O primeiro estudo das emoções como geradoras de emprego e caracterizadoras da profissão foi realizado em 1983 com hospedeiras de bordo (Arlie Hochschild, "A Gestão do Coração"). O autor argumentava na linha de Marx e Mills, considerando que a experiência de trabalho emocional associada a muitas profissões com atendimento ao público acrescentava uma nova dimensão da exploração dos trabalhadores nas sociedades capitalistas.

A evolução recente do desenvolvimento humano parece indicar que não é exactamente assim: uma investigação de Amy Warton, em 1993, demonstra que os trabalhadores emocionais (como as hospedeiras) não são mais susceptíveis do que os outros trabalhadores "de sentir as suas emoções como não autênticas". O fingimento emocional é assumido como autêntico, torna-se real, parte da personalidade do indivíduo. Os concorrentes da Operação Triunfo dirão, como uma vencedora espanhola, que se sentem "eles mesmos", quando, afinal, representarão um outro eu, da mesma forma que Catarina Furtado é ela mesma quando entra em síndrome de gás hilariante.

Vivemos uma época em que muita gente da e na TV tem de se comportar como as sempre felizes hospedeiras de bordo, a demonstrar como se põe a máscara ou a empurrar os pesadíssimos carrinhos por corredores estreitos a dez mil metros de altitude. A felicidade tornou-se obrigatória, como o indica o "slogan" tão divulgado "façam o favor de ser felizes".

Os apresentadores, os concorrentes e os participantes nos programas de entretenimento entram em período de "ether frolics" logo que o sinal da câmara indica que estão no ar.
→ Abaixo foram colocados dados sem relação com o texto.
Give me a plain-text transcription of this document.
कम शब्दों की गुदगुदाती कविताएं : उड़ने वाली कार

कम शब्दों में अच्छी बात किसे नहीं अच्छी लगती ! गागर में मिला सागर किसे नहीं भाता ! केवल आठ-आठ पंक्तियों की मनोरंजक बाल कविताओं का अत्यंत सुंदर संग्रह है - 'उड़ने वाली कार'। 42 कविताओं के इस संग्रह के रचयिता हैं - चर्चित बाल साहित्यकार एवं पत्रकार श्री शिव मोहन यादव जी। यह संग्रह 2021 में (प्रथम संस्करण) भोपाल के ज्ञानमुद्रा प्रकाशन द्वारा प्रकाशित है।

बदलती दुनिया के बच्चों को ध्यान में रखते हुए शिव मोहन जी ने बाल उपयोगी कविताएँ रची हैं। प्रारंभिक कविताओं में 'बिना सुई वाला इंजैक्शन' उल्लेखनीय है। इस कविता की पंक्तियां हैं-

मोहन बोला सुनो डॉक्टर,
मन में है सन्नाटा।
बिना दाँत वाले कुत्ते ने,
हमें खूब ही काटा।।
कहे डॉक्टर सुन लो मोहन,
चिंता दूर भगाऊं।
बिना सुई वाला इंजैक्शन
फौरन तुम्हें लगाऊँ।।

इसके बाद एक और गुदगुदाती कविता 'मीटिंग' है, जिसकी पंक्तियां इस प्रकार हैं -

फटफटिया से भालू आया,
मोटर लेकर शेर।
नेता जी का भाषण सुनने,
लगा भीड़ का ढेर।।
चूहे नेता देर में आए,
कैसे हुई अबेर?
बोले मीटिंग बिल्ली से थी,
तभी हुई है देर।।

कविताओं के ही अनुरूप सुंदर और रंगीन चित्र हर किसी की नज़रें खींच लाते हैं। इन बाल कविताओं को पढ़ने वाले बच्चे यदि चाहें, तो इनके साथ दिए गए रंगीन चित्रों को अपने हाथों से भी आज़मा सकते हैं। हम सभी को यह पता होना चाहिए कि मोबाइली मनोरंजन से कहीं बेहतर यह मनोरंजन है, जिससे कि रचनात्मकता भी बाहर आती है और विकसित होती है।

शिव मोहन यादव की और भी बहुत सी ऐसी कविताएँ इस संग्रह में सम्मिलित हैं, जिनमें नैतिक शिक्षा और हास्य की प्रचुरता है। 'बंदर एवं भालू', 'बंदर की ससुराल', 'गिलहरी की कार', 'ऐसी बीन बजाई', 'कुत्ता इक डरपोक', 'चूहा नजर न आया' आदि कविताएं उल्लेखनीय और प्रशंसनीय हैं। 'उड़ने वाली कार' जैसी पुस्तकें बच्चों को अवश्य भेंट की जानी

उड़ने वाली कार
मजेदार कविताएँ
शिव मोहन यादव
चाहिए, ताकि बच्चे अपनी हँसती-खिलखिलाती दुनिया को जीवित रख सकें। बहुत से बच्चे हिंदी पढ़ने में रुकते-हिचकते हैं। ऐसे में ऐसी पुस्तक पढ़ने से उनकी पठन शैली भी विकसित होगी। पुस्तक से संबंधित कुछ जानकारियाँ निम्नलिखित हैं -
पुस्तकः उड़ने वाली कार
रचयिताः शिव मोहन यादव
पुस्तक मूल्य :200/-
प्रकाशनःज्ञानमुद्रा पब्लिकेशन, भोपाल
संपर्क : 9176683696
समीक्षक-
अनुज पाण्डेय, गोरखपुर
É uma canseira, fico prostrado e a pensar que, para espectadores no mesmo estado de espírito que eu, a TV, que pensa em todos nós, deveria proporcionar-nos programas apresentados por indivíduos antipáticos, que não se riam por tudo e por nada e que digam o que ninguém quer ouvir. Pessoas como o Jack Nicholson de "Melhor é Impossível", fantástico personagem construído como o inverso das pessoas que "fazem o favor de ser felizes". Mas, claro, isso pode ser também apenas uma outra forma de representação.